Of note, adding CRP to the Framingham risk score does not improve its predictive power very much in any age group.27,28 Nevertheless, for certain end points, such as the long-term rate of death after percutaneous coronary intervention29 or of cardiovascular death immediately after coronary artery bypass grafting,30 CRP levels predict coronary events reliably.

BIOMARKERS AND MENDELIAN RANDOMIZATION

Further insight into the CRP-coronary association may lie in the genes. Intriguingly, while mutations have been found that alter the serum concentration of CRP, these isolated changes in CRP levels have not yet been shown to affect heart disease risk.9,31,32

If one were to design a prospective, interventional study to evaluate the role of CRP in coronary heart disease, it would be very difficult to tease apart the specific impact of CRP from that of other variables that are often present in people with high CRP, such as obesity and hyperlipidemia. The technique of mendelian randomization offers a way to evaluate the correlation between coronary heart disease development and CRP levels independent of other risk factors.

How many heart attacks in people with or without polymorphisms?

Mendelian randomization takes advantage of a basic genetic principle, ie, the independent assortment of traits.
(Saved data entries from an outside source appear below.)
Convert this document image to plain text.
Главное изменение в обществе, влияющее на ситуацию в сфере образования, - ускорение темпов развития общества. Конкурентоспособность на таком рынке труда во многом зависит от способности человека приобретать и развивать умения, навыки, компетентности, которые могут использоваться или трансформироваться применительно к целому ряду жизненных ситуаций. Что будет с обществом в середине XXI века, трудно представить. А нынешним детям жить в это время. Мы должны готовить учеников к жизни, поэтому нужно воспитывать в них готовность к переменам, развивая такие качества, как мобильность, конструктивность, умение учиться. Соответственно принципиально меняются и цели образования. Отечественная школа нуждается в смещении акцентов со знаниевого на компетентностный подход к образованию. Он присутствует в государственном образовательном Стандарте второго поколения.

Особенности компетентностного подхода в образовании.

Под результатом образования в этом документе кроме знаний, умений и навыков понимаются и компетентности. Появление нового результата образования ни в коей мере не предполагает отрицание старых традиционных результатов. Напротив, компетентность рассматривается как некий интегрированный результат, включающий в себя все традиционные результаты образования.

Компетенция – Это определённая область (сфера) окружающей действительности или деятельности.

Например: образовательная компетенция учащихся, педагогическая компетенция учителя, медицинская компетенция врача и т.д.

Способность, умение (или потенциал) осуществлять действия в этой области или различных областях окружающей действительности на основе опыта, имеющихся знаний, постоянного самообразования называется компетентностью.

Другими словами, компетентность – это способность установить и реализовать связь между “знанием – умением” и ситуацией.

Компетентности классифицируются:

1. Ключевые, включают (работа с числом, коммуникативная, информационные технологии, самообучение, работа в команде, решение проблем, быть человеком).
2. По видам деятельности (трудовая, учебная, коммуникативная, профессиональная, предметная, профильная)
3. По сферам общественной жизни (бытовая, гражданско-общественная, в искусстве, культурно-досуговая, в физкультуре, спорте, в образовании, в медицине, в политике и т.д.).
According to Mendel’s second law, alleles for different traits are inherited independently of one another. Therefore, the gene that encodes CRP and other genes that influence its circulating level are presumably inherited independently from other genes that influence coronary risk.

In typical studies of CRP, participants are grouped according to whether they have high or low CRP levels. In these studies, confounding variables congregate in these two groups. For example, people with high CRP may be more likely to smoke and to have a higher body mass index and higher lipid levels—all of which influence cardiovascular outcomes. It is therefore difficult to tease out the effect of CRP levels from other background risk factors.
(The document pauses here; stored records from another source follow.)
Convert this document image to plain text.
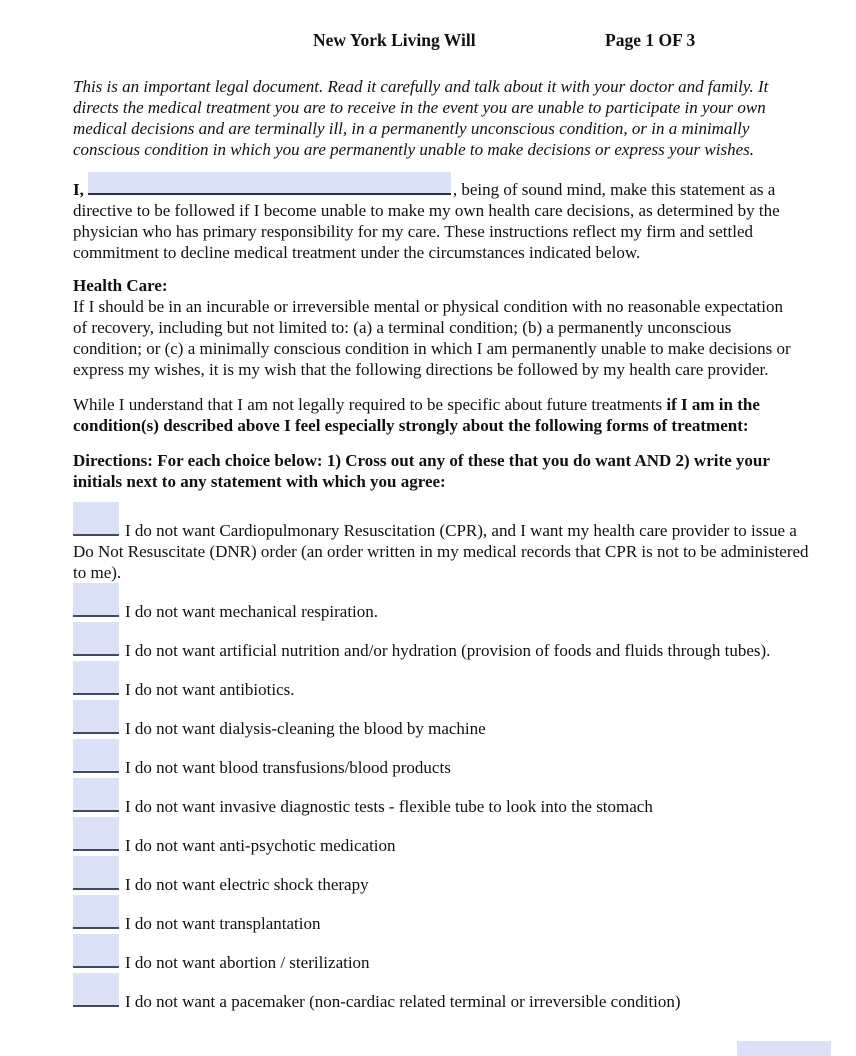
New York Living Will	Page 1 OF 3

This is an important legal document. Read it carefully and talk about it with your doctor and family. It directs the medical treatment you are to receive in the event you are unable to participate in your own medical decisions and are terminally ill, in a permanently unconscious condition, or in a minimally conscious condition in which you are permanently unable to make decisions or express your wishes.

I,	, being of sound mind, make this statement as a directive to be followed if I become unable to make my own health care decisions, as determined by the physician who has primary responsibility for my care. These instructions reflect my firm and settled commitment to decline medical treatment under the circumstances indicated below.

Health Care:

If I should be in an incurable or irreversible mental or physical condition with no reasonable expectation of recovery, including but not limited to: (a) a terminal condition; (b) a permanently unconscious condition; or (c) a minimally conscious condition in which I am permanently unable to make decisions or express my wishes, it is my wish that the following directions be followed by my health care provider.

While I understand that I am not legally required to be specific about future treatments if I am in the condition(s) described above I feel especially strongly about the following forms of treatment:

Directions: For each choice below: 1) Cross out any of these that you do want AND 2) write your initials next to any statement with which you agree:

I do not want Cardiopulmonary Resuscitation (CPR), and I want my health care provider to issue a Do Not Resuscitate (DNR) order (an order written in my medical records that CPR is not to be administered to me).

I do not want mechanical respiration.

I do not want artificial nutrition and/or hydration (provision of foods and fluids through tubes).

I do not want antibiotics.

I do not want dialysis-cleaning the blood by machine

I do not want blood transfusions/blood products

I do not want invasive diagnostic tests - flexible tube to look into the stomach

I do not want anti-psychotic medication

I do not want electric shock therapy

I do not want transplantation

I do not want abortion / sterilization

I do not want a pacemaker (non-cardiac related terminal or irreversible condition)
In contrast, in studies using mendelian randomization, patients are grouped according to whether they have a variant that affects the substance being studied (eg, CRP), and outcomes are compared between the two genetic groups.

Strengths and limitations of this method

By randomizing research subjects by gene variants affecting CRP levels, it is theoretically possible to achieve more equal stratification and minimize confounding between subgroups.33

Mendelian randomization should also address the possibility of “reverse causality,” when the intermediate trait with a potential role in disease development (eg, CRP) is actually regulated by the disease state itself (ie, “inflammation of atherosclerotic cardiovascular disease”).34

A limitation of mendelian randomization is that different genes influencing the biomarker under investigation must be proven to be truly randomly assorted among populations. It cannot be assumed that levels of a biomarker are equally distributed across cases and controls when there may in fact be non-random genetic associations.

For instance, if SNPs in various genes that affect creatine kinase levels were being compared to cardiovascular outcome, it would be important to take into account that baseline creatine kinase levels are higher in African Americans as well as in men in interpreting the study data.35

THE ELLIOTT STUDY (2009)

In a study published in 2009, Elliott et al1 mined genome-wide data collected over the last decade to bring more clarity to the issue of causality between elevated CRP and heart disease.

To accomplish mendelian randomization, the authors assessed SNPs that affect circulating CRP levels in combined sets of 28,000 cases and 100,000 controls—robust population sizes. The SNP variants included were associated with approximately 20% lower CRP levels. This degree of CRP reduction should correspond to a 6% reduction in coronary risk as predicted by meta-analysis of observational studies.